Jumlah keseluruhan luas kawasan hutan yang dimaksud dalam SK Menteri tersebut adalah seluas 1.103.941 hektare. Terdiri atas seluas 202.988 hektare di Provinsi Jawa Tengah, yang masing-masing berupa kawasan Hutan Produksi seluas 136.239 hektare dan kawasan Hutan Lindung seluas 66.749 hektare.
Kemudian seluas 338.944 hektare di wilayah Provinsi Jawa Barat, yang terdiri seluas 163.427 hektare berupa Kawasan Hutan Produksi dan seluas 175.517 hektare. berbentuk Kawasan Hutan Lindung. Penetapan KHDPK di Provinsi Banten adalah seluas 59.978 hektare yang berada pada Kawasan Hutan Produksi seluas 52.239 hektare, dan di Kawasan Hutan Lindung seluas 7.740 hektare.

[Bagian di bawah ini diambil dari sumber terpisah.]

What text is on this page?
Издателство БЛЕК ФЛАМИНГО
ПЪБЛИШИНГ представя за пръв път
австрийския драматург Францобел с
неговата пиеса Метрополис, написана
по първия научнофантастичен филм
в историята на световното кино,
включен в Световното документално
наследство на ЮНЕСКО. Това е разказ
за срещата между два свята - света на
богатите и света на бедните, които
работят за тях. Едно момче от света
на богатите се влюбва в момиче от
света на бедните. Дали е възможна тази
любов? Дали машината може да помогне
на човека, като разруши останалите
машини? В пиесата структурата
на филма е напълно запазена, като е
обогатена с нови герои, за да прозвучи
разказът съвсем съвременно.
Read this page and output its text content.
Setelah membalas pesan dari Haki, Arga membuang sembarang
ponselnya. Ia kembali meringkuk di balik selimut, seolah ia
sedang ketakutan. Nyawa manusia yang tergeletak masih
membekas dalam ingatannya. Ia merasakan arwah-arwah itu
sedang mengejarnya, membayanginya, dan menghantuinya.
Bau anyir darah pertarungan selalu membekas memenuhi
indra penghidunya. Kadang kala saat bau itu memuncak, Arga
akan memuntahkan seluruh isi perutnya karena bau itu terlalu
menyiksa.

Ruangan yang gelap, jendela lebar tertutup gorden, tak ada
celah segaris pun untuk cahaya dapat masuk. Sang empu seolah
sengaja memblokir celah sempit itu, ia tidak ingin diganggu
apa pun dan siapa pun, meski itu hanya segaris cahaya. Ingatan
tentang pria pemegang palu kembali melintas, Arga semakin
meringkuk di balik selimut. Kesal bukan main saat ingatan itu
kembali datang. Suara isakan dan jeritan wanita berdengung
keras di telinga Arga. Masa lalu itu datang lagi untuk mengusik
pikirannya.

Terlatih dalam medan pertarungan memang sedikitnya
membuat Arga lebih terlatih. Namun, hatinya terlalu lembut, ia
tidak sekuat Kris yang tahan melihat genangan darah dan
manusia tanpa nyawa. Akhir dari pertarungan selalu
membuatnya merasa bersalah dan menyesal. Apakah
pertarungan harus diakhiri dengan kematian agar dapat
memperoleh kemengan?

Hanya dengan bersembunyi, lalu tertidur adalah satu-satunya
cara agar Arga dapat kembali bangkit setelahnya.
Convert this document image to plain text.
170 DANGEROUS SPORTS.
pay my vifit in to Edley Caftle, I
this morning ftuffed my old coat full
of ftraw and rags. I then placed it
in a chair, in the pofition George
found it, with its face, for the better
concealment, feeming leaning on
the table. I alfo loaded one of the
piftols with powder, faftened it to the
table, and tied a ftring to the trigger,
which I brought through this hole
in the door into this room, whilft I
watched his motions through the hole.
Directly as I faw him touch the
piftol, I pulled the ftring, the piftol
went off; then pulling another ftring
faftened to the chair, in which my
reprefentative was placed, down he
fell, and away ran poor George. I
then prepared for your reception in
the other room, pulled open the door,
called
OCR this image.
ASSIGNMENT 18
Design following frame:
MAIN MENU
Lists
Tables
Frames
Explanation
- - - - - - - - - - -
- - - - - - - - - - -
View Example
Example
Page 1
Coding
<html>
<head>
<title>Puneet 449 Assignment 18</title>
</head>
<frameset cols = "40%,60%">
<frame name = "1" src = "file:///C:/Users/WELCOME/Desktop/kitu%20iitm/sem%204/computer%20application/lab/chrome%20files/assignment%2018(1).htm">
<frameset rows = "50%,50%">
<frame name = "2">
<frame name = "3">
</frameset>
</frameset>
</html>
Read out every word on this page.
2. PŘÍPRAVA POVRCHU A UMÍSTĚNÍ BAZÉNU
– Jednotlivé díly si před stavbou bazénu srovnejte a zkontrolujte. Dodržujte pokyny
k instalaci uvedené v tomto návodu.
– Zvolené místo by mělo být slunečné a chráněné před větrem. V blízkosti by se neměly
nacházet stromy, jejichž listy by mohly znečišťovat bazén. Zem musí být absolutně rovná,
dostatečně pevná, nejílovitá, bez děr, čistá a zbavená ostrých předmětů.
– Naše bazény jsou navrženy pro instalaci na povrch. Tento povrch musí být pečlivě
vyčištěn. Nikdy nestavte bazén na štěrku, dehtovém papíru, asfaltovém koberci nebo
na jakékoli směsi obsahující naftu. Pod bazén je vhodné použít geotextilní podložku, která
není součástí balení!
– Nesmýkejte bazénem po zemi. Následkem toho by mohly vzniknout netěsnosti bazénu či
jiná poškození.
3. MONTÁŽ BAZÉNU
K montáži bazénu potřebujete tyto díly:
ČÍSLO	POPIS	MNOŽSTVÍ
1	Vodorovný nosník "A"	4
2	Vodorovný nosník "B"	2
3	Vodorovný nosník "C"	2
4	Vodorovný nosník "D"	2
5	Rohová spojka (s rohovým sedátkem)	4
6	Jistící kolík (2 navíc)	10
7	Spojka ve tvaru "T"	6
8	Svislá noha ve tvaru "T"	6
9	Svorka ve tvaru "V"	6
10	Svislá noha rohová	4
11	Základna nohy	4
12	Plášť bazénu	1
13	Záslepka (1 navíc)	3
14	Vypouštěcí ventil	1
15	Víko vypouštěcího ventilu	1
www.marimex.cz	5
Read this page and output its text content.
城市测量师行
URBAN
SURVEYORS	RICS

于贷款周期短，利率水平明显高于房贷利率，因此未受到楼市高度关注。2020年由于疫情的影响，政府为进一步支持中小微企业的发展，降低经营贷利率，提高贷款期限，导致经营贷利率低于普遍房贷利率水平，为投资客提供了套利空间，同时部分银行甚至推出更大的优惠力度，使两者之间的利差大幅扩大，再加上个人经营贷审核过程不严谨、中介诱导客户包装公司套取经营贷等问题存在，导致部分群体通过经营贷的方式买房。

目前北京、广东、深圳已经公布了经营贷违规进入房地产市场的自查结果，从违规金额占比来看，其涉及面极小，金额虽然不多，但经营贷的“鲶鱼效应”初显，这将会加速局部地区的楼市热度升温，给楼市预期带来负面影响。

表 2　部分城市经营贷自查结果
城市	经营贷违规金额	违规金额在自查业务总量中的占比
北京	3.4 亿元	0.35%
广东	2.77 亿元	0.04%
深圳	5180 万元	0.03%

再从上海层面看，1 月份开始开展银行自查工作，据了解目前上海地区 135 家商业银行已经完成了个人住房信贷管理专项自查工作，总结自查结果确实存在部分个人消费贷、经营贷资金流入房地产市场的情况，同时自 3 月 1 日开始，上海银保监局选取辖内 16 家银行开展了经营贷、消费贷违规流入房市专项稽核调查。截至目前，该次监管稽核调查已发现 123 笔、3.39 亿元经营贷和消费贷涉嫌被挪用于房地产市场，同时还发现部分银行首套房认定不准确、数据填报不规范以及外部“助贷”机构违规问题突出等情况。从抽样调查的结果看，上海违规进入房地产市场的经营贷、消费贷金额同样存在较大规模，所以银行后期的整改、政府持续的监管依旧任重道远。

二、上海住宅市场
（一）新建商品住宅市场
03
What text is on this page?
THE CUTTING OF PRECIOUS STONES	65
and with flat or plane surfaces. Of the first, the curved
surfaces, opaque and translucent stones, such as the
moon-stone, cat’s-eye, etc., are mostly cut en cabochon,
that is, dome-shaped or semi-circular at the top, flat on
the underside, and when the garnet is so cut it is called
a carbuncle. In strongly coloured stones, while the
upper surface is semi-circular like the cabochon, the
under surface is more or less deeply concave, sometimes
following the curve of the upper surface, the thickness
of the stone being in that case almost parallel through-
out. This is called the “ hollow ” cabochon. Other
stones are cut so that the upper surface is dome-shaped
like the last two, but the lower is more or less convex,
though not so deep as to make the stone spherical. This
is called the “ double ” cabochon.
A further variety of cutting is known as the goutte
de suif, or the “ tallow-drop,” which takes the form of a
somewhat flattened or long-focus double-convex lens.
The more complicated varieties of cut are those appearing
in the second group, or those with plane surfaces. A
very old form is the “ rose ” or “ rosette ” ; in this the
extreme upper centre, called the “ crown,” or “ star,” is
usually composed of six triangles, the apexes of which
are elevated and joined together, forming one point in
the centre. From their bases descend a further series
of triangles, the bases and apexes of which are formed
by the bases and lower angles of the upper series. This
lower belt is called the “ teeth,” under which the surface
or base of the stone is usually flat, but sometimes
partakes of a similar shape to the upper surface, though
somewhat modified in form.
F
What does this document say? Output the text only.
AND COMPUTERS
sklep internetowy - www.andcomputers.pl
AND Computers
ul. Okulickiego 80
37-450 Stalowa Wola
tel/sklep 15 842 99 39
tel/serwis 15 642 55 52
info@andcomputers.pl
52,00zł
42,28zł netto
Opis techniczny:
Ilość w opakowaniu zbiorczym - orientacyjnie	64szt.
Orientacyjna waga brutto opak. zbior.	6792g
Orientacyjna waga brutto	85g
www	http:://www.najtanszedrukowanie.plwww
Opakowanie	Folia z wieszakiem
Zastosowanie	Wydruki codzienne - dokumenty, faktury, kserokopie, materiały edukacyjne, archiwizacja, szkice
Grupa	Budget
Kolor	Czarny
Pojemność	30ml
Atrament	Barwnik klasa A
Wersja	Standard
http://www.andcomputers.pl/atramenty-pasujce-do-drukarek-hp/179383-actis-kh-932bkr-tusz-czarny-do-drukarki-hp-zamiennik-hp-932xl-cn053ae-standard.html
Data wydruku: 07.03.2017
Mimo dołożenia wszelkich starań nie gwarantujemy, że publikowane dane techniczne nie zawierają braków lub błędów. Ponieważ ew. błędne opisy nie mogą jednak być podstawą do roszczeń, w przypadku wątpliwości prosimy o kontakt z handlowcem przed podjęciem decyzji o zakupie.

Sedangkan penetapan KHDPK di Provinsi Jawa Timur luasnya mencakup 502.023 hektare, yang sekarang berupa Kawasan Hutan Produksi seluas 286.744 hektare dan yang berupa Kawasan Hutan Lindung luasnya 215.288 hektare.
“Seluruh kawasan hutan di sejumlah provinsi di Pulau Jawa dan Madura yang dengan SK nomor 287 tersebut ditetapkan sebagai KHDPK itu, saat ini berada dalam sistem pengelolaan oleh Perum Perhutani selaku Badan Usaha Milik Negara (BUMN),” kata Ahmad Arief Subarna.
Dengan demikian, tambahnya, dapat dikatakan fungsi SK tersebut adalah untuk meminta lagi kawasan hutan negara dari tangan pengelolanya saat ini yang notabene Perusahaan Negara. Tentu saja situasi demikian sangat potensial untuk timbulkan beragam implikasi.
Salah satu yang terdampak langsung dan seketika tentu saja nasib ribuan karyawan Perhutani. Mereka kini sedang diperhadapkan dengan kemungkinan masa depan yang sangat gelap. Baik bagi dirinya sendiri maupun kelangsungan hidup keluarganya berpotensi suram.
Dapat dibayangkan, saat ini terdapat sekitar 18.000 karyawan Perhutani yang bekerja di kawasan hutan negara seluas 2,4 juta hektare. “Apabila seluas 1,1 hektare darinya kemudian diminta lagi oleh pihak Kementerian LHK, maka barang tentu akan ada ribuan karyawan, khususnya di level mandor dan Mantri Hutan yang akan kehilangan lahan tempatnya bekerja,” ujar Ahmad Arief.